In December 2003, the Coalition Provisional Authority (CPA) authorized the Iraqi Governing Council to create a tribunal to try Iraqis for war crimes, crimes against humanity, genocide and other crimes –– offenses that were not previously in Iraqi law books. The move troubled some legal observers because the fourth Geneva Convention limits the authority of occupying powers to make law in the country they occupy. Since then, however, the freely elected Iraqi legislature has formally adopted the tribunal laws, an action which appears to lend the court legitimacy. Others disagree. The United Nations, for one, has said the court will never satisfy its standards for justice. Some scholars have wondered if Iraqi judges, so long isolated from modern courts, could maintain control of such a complex case. Many of Iraq’s most senior judges were barred from participating because they were deemed too closely associated with Saddam’s regime. But despite the challenges, polls show that a majority of Iraqis believe in trying Saddam in Iraq and before Iraqi judges. Kanan Makiya, founder of the Iraq Memory Foundation, an organization that is documenting Ba’ath crimes, praised the Iraqi process on CNN: “I think this is magnificent. I think the fact that this is happening is a watershed in Arab politics.” Still, the trial faces great challenges. In mid–January, the court’s chief judge, Rizgar Amin, resigned –– reportedly over political pressure to quiet Saddam and speed up the trial –– leaving an essential role to fill.

How extensive is U.S. involvement in the tribunal?

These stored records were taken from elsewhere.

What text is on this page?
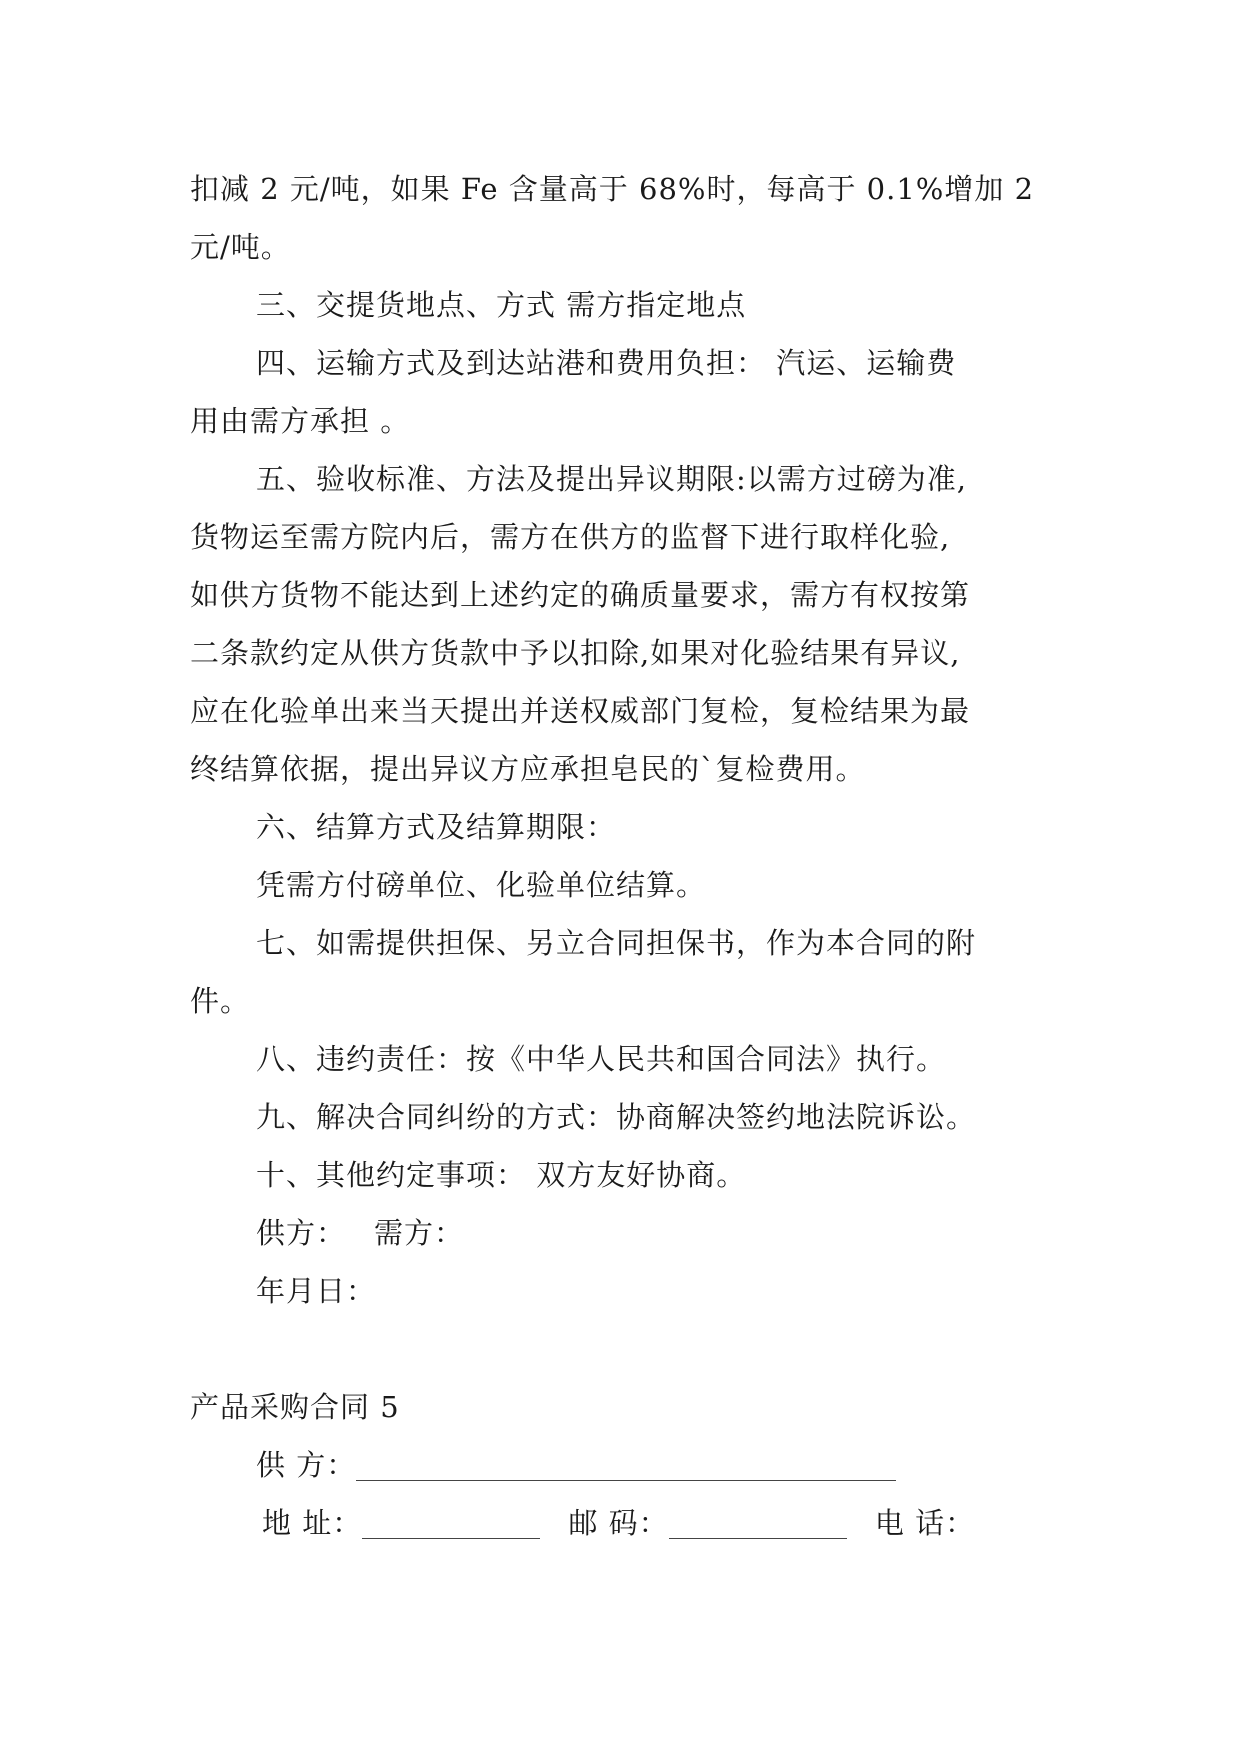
扣减 2 元/吨，如果 Fe 含量高于 68%时，每高于 0.1%增加 2
元/吨。
三、交提货地点、方式 需方指定地点
四、运输方式及到达站港和费用负担： 汽运、运输费
用由需方承担 。
五、验收标准、方法及提出异议期限:以需方过磅为准,
货物运至需方院内后，需方在供方的监督下进行取样化验,
如供方货物不能达到上述约定的确质量要求，需方有权按第
二条款约定从供方货款中予以扣除,如果对化验结果有异议,
应在化验单出来当天提出并送权威部门复检，复检结果为最
终结算依据，提出异议方应承担皂民的`复检费用。
六、结算方式及结算期限：
凭需方付磅单位、化验单位结算。
七、如需提供担保、另立合同担保书，作为本合同的附
件。
八、违约责任：按《中华人民共和国合同法》执行。
九、解决合同纠纷的方式：协商解决签约地法院诉讼。
十、其他约定事项： 双方友好协商。
供方： 需方：
年月日：
产品采购合同 5
供 方：
地 址：	邮 码：	电 话：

The court has faced allegations of U.S. political influence since it began; its first administrator was Salem Chalabi, an Iraqi exile who took part in the U.S. State Department’s Future of Iraq program. He is also the nephew of Ahmed Chalabi, the controversial Iraqi exile who reportedly funneled flawed intelligence about weapons of mass destruction to the Pentagon in the run–up to the war. The United States contributes $128 million a year to the court, which far outstrips what Iraq pays, and the tribunal cannot hear complaints against non–Iraqi nationals, such as U.S. troops. Coalition groups control many of the documents that will be used as evidence, raising the worry that papers embarrassing or incriminating to the United States might be withheld. Tribunal rules allow “sovereign nations” to close the court to the public if they feel that evidence being heard could harm their “national security” –– a rule that might be used by the United States to squelch press coverage of any courtroom discussions of its dealings with Saddam during the 1980s. The Reagan administration actively supported Iraq during the Iran–Iraq war and supplied Saddam’s regime with satellite photos of Iranian troop movements.